In recent years, local area network (LAN) applications have become more and more prevalent as a means for providing local interconnect between personal computer systems, work stations and servers. Because of the breadth of its installed base, the 10BASE-T implementation of Ethernet remains the most pervasive, if not the dominant, network technology for LANs. However, as the need to exchange information becomes more and more imperative, and as the scope and size of the information being exchanged increases, higher and higher speeds (greater bandwidth) are required from network interconnect technologies. Among the high-speed LAN technologies currently available, fast Ethernet, commonly termed 100BASE-T, has emerged as one viable solution. Fast Ethernet technology provides a smooth, non-disruptive evolution from the 10 megabit per second (Mbps) performance of 10BASE-T applications to the 100 Mbps performance of 100BASE-T. The growing use of 100BASE-T interconnections between servers and desktops is creating a definite need for an even higher speed network technology at the backbone and server level.

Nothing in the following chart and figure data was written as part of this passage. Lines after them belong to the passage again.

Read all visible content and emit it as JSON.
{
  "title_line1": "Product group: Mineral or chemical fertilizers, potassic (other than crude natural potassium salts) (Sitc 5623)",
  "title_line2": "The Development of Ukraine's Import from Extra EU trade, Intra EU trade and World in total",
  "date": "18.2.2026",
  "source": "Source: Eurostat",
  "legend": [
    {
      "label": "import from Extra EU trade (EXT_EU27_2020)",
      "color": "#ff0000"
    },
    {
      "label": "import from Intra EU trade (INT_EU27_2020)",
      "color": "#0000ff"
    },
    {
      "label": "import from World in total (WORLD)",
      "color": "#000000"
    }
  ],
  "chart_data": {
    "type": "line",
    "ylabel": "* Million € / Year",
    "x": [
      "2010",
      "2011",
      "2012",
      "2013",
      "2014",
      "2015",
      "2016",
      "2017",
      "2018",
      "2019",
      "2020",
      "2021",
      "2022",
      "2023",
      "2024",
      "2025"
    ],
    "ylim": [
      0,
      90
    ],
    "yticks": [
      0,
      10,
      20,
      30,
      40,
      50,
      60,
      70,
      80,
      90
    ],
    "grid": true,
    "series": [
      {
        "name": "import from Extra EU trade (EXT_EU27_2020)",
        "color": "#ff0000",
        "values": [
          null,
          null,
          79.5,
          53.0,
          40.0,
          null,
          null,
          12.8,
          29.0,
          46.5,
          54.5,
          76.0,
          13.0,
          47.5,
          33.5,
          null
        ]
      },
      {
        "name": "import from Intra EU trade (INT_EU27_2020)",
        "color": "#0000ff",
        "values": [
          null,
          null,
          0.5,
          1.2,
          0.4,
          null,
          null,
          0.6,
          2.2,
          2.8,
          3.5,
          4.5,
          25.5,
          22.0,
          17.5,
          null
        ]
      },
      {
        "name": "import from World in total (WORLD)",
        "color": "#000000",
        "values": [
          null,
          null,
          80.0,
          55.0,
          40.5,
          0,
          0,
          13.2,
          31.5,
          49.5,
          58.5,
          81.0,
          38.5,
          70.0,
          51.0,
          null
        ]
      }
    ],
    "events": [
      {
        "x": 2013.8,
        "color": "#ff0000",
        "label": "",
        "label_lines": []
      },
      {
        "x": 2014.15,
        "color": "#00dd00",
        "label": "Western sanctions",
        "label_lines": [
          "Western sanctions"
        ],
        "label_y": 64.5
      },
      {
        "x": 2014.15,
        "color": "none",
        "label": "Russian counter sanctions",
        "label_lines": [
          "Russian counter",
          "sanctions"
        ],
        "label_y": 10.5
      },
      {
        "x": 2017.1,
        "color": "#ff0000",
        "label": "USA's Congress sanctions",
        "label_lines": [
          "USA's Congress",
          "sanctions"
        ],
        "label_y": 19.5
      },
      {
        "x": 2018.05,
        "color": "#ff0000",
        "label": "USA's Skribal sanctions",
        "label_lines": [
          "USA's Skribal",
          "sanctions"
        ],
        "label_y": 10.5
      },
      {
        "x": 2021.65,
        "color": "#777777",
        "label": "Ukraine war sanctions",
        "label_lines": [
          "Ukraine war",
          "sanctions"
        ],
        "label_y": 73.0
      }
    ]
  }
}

Another suitable solution to this need has been provided by the IEEE 802.3 standard for gigabit Ethernet, also termed 1000BASE-T, as set forth in “IEEE Std. 802.3, 1998 Edition”, the disclosure of which is hereby expressly incorporated by reference. As described in the standard, a Gigabit Ethernet network is designed to provide 1 gigabit per second (Gbps) bandwidth in combination with the simplicity of an Ethernet architecture, at a lower cost than other technologies of comparable speed. Moreover, gigabit Ethernet offers a smooth, seamless upgrade path for present 10BASE-T or 100BASE-T Ethernet installations.
In order to obtain the requisite gigabit performance levels, gigabit Ethernet transceivers are interconnected by means of a multi-pair transmission channel architecture. In particular, transceivers are interconnected using four separate pairs of twisted Category-5 copper wires. Gigabit communication, in practice, involves the simultaneous, parallel transmission of information signals, with each signal conveying information at a rate of 250 megabits per second (Mb/s). Simultaneous, parallel transmission of four information signals over four twisted wire pairs poses substantial challenges to bidirectional communication transceivers, even though the data rate on any one wire pair is “only” 250 Mbps.

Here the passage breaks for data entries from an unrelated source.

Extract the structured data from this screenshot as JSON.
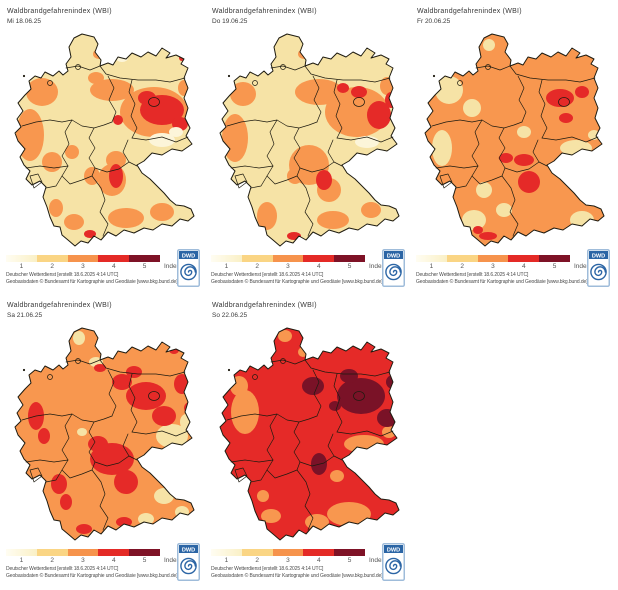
{
  "panel_title": "Waldbrandgefahrenindex (WBI)",
  "attribution": {
    "line1": "Deutscher Wetterdienst [erstellt 18.6.2025 4:14 UTC]",
    "line2": "Geobasisdaten © Bundesamt für Kartographie und Geodäsie [www.bkg.bund.de]"
  },
  "legend": {
    "ticks": [
      "1",
      "2",
      "3",
      "4",
      "5"
    ],
    "label": "Index",
    "colors": [
      "#FAF0C6",
      "#FAD584",
      "#F6934C",
      "#E42A26",
      "#7E1226"
    ],
    "first_segment_gradient_start": "#FFFDF2"
  },
  "logo": {
    "text": "DWD",
    "band_color": "#2B65A5",
    "frame_color": "#9FBCDA",
    "spiral_color": "#2B65A5"
  },
  "map_colors": {
    "cream": "#F6E3A6",
    "light": "#FCF5D9",
    "orange": "#F8974F",
    "red": "#E52A28",
    "maroon": "#7A1227",
    "border": "#1E1B10"
  },
  "panels": [
    {
      "date": "Mi 18.06.25",
      "base": "cream",
      "blobs": [
        {
          "color": "orange",
          "ellipses": [
            [
              38,
              62,
              16,
              14
            ],
            [
              26,
              105,
              14,
              26
            ],
            [
              48,
              132,
              10,
              10
            ],
            [
              108,
              60,
              22,
              11
            ],
            [
              92,
              48,
              8,
              6
            ],
            [
              150,
              82,
              34,
              25
            ],
            [
              112,
              130,
              10,
              9
            ],
            [
              108,
              150,
              14,
              16
            ],
            [
              88,
              146,
              8,
              9
            ],
            [
              68,
              122,
              7,
              7
            ],
            [
              122,
              188,
              18,
              10
            ],
            [
              158,
              182,
              12,
              9
            ],
            [
              70,
              192,
              10,
              8
            ],
            [
              52,
              178,
              7,
              9
            ],
            [
              180,
              58,
              6,
              8
            ],
            [
              95,
              24,
              6,
              5
            ]
          ]
        },
        {
          "color": "red",
          "ellipses": [
            [
              158,
              80,
              22,
              15
            ],
            [
              143,
              68,
              9,
              7
            ],
            [
              176,
              94,
              8,
              7
            ],
            [
              114,
              90,
              5,
              5
            ],
            [
              112,
              146,
              7,
              12
            ],
            [
              86,
              204,
              6,
              4
            ],
            [
              168,
              20,
              4,
              3
            ],
            [
              178,
              28,
              3,
              3
            ]
          ]
        },
        {
          "color": "light",
          "ellipses": [
            [
              158,
              110,
              13,
              7
            ],
            [
              172,
              102,
              7,
              5
            ],
            [
              118,
              28,
              6,
              4
            ]
          ]
        }
      ]
    },
    {
      "date": "Do 19.06.25",
      "base": "cream",
      "blobs": [
        {
          "color": "orange",
          "ellipses": [
            [
              34,
              64,
              13,
              12
            ],
            [
              26,
              108,
              13,
              24
            ],
            [
              110,
              62,
              24,
              13
            ],
            [
              148,
              82,
              32,
              25
            ],
            [
              100,
              135,
              20,
              20
            ],
            [
              120,
              160,
              12,
              12
            ],
            [
              58,
              186,
              10,
              14
            ],
            [
              86,
              146,
              8,
              8
            ],
            [
              124,
              190,
              16,
              9
            ],
            [
              162,
              180,
              10,
              8
            ],
            [
              178,
              56,
              7,
              9
            ],
            [
              95,
              24,
              6,
              5
            ]
          ]
        },
        {
          "color": "red",
          "ellipses": [
            [
              170,
              85,
              12,
              14
            ],
            [
              182,
              70,
              6,
              8
            ],
            [
              150,
              62,
              8,
              6
            ],
            [
              134,
              58,
              6,
              5
            ],
            [
              115,
              150,
              8,
              10
            ],
            [
              85,
              206,
              7,
              4
            ],
            [
              172,
              22,
              4,
              3
            ]
          ]
        },
        {
          "color": "light",
          "ellipses": [
            [
              158,
              112,
              12,
              6
            ]
          ]
        }
      ]
    },
    {
      "date": "Fr 20.06.25",
      "base": "orange",
      "blobs": [
        {
          "color": "cream",
          "ellipses": [
            [
              35,
              60,
              14,
              14
            ],
            [
              28,
              118,
              10,
              18
            ],
            [
              58,
              78,
              9,
              9
            ],
            [
              75,
              15,
              6,
              6
            ],
            [
              162,
              118,
              16,
              8
            ],
            [
              180,
              105,
              6,
              5
            ],
            [
              70,
              160,
              8,
              8
            ],
            [
              60,
              190,
              12,
              10
            ],
            [
              90,
              180,
              8,
              7
            ],
            [
              168,
              190,
              12,
              9
            ],
            [
              178,
              160,
              8,
              7
            ],
            [
              110,
              102,
              7,
              6
            ]
          ]
        },
        {
          "color": "red",
          "ellipses": [
            [
              146,
              68,
              14,
              9
            ],
            [
              168,
              62,
              7,
              6
            ],
            [
              152,
              88,
              7,
              5
            ],
            [
              110,
              130,
              10,
              6
            ],
            [
              92,
              128,
              7,
              5
            ],
            [
              115,
              152,
              11,
              11
            ],
            [
              74,
              206,
              9,
              4
            ],
            [
              64,
              200,
              5,
              4
            ]
          ]
        }
      ]
    },
    {
      "date": "Sa 21.06.25",
      "base": "orange",
      "blobs": [
        {
          "color": "cream",
          "ellipses": [
            [
              75,
              14,
              6,
              7
            ],
            [
              92,
              38,
              7,
              5
            ],
            [
              168,
              112,
              16,
              12
            ],
            [
              182,
              98,
              6,
              8
            ],
            [
              160,
              172,
              10,
              8
            ],
            [
              178,
              188,
              7,
              6
            ],
            [
              142,
              195,
              8,
              6
            ],
            [
              78,
              108,
              5,
              4
            ]
          ]
        },
        {
          "color": "red",
          "ellipses": [
            [
              108,
              135,
              22,
              16
            ],
            [
              122,
              158,
              12,
              12
            ],
            [
              94,
              120,
              10,
              8
            ],
            [
              142,
              72,
              20,
              14
            ],
            [
              160,
              92,
              12,
              10
            ],
            [
              118,
              58,
              10,
              8
            ],
            [
              130,
              48,
              8,
              6
            ],
            [
              178,
              60,
              8,
              10
            ],
            [
              186,
              84,
              6,
              6
            ],
            [
              32,
              92,
              8,
              14
            ],
            [
              40,
              112,
              6,
              8
            ],
            [
              55,
              160,
              8,
              10
            ],
            [
              62,
              178,
              6,
              8
            ],
            [
              80,
              205,
              8,
              5
            ],
            [
              120,
              198,
              8,
              5
            ],
            [
              170,
              26,
              5,
              4
            ],
            [
              96,
              44,
              6,
              4
            ]
          ]
        }
      ]
    },
    {
      "date": "So 22.06.25",
      "base": "red",
      "blobs": [
        {
          "color": "orange",
          "ellipses": [
            [
              36,
              88,
              14,
              22
            ],
            [
              30,
              62,
              9,
              10
            ],
            [
              76,
              12,
              7,
              6
            ],
            [
              94,
              28,
              5,
              5
            ],
            [
              155,
              120,
              20,
              9
            ],
            [
              180,
              108,
              7,
              6
            ],
            [
              140,
              190,
              22,
              12
            ],
            [
              108,
              198,
              12,
              8
            ],
            [
              176,
              162,
              9,
              7
            ],
            [
              62,
              192,
              10,
              7
            ],
            [
              54,
              172,
              6,
              6
            ],
            [
              128,
              152,
              7,
              6
            ]
          ]
        },
        {
          "color": "maroon",
          "ellipses": [
            [
              152,
              72,
              24,
              18
            ],
            [
              178,
              94,
              10,
              9
            ],
            [
              140,
              52,
              9,
              7
            ],
            [
              184,
              58,
              7,
              7
            ],
            [
              104,
              62,
              11,
              9
            ],
            [
              110,
              140,
              8,
              11
            ],
            [
              126,
              82,
              6,
              5
            ]
          ]
        }
      ]
    }
  ]
}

The IEEE 802.3 standard for gigabit Ethernet requires that the transceivers used in gigabit Ethernet operate according to certain transmission protocols. For example, a physical coding sublayer (PCS) included in the transceiver has certain transmit encoding rules that are based on the generation, at time n, of twelve bits, defined as Sxn[3:0], Syn[3:0], and Sgn[3:0]. Those bits are then used to generate a scrambler octet Scn[7:0]for decorrelating a data word during transmission, for generating idle and training symbols, and for randomizing the signs of the encoded data signals so that each symbol stream has no dc bias.

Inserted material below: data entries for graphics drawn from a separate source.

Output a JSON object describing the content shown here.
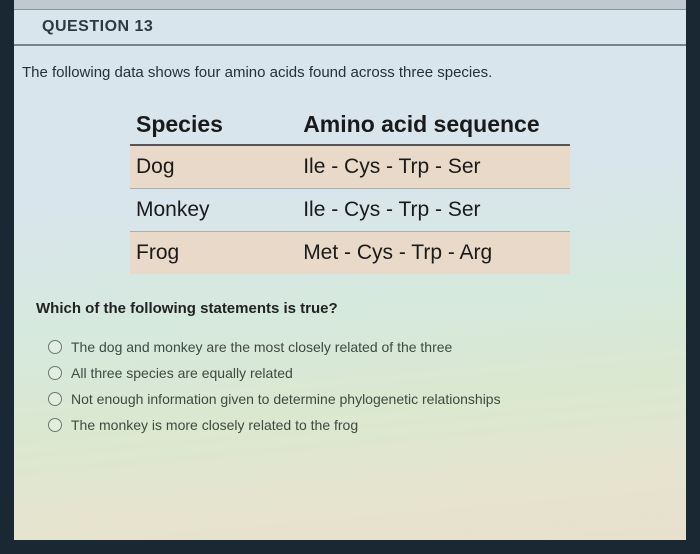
{
  "header": {
    "title": "QUESTION 13"
  },
  "prompt": "The following data shows four amino acids found across three species.",
  "table": {
    "columns": [
      "Species",
      "Amino acid sequence"
    ],
    "col_widths": [
      "38%",
      "62%"
    ],
    "rows": [
      {
        "cells": [
          "Dog",
          "Ile - Cys - Trp - Ser"
        ],
        "highlight": true
      },
      {
        "cells": [
          "Monkey",
          "Ile - Cys - Trp - Ser"
        ],
        "highlight": false
      },
      {
        "cells": [
          "Frog",
          "Met - Cys - Trp - Arg"
        ],
        "highlight": true
      }
    ],
    "highlight_bg": "#e9d9c9",
    "header_fontsize": 23,
    "cell_fontsize": 21
  },
  "subquestion": "Which of the following statements is true?",
  "choices": [
    {
      "label": "The dog and monkey are the most closely related of the three"
    },
    {
      "label": "All three species are equally related"
    },
    {
      "label": "Not enough information given to determine phylogenetic relationships"
    },
    {
      "label": "The monkey is more closely related to the frog"
    }
  ],
  "colors": {
    "dark_border": "#1a2833",
    "rule": "#7a848c",
    "text": "#263038"
  }
}
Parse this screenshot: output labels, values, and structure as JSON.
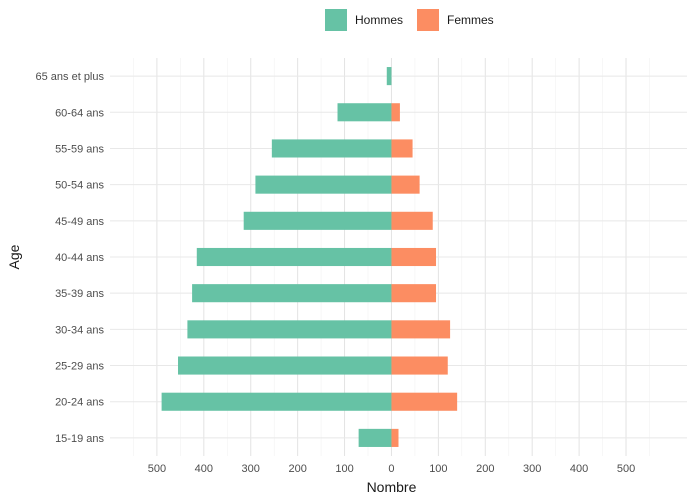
{
  "chart_data": {
    "type": "bar",
    "orientation": "horizontal",
    "stacking": "diverging",
    "title": "",
    "xlabel": "Nombre",
    "ylabel": "Age",
    "categories": [
      "15-19 ans",
      "20-24 ans",
      "25-29 ans",
      "30-34 ans",
      "35-39 ans",
      "40-44 ans",
      "45-49 ans",
      "50-54 ans",
      "55-59 ans",
      "60-64 ans",
      "65 ans et plus"
    ],
    "series": [
      {
        "name": "Hommes",
        "color": "#66c2a5",
        "values": [
          -70,
          -490,
          -455,
          -435,
          -425,
          -415,
          -315,
          -290,
          -255,
          -115,
          -10
        ]
      },
      {
        "name": "Femmes",
        "color": "#fc8d62",
        "values": [
          15,
          140,
          120,
          125,
          95,
          95,
          88,
          60,
          45,
          18,
          0
        ]
      }
    ],
    "xlim": [
      -600,
      630
    ],
    "x_ticks": [
      -500,
      -400,
      -300,
      -200,
      -100,
      0,
      100,
      200,
      300,
      400,
      500
    ],
    "x_tick_labels": [
      "500",
      "400",
      "300",
      "200",
      "100",
      "0",
      "100",
      "200",
      "300",
      "400",
      "500"
    ],
    "grid": true,
    "legend_position": "top"
  }
}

Prior to acceptance of the IEEE 802.3 standard, gigabit Ethernet components were already in existence (hereinafter referred to as “legacy components”), many of which are still in use today. Some of those legacy components do not operate in a manner consistent with the protocols set forth in the IEEE 802.3 standard.
Therefore, there exists a need for a system and method that provide for interoperability between various generations of gigabit Ethernet transceivers that employ different transmission encoding schemes. The present invention addresses this need.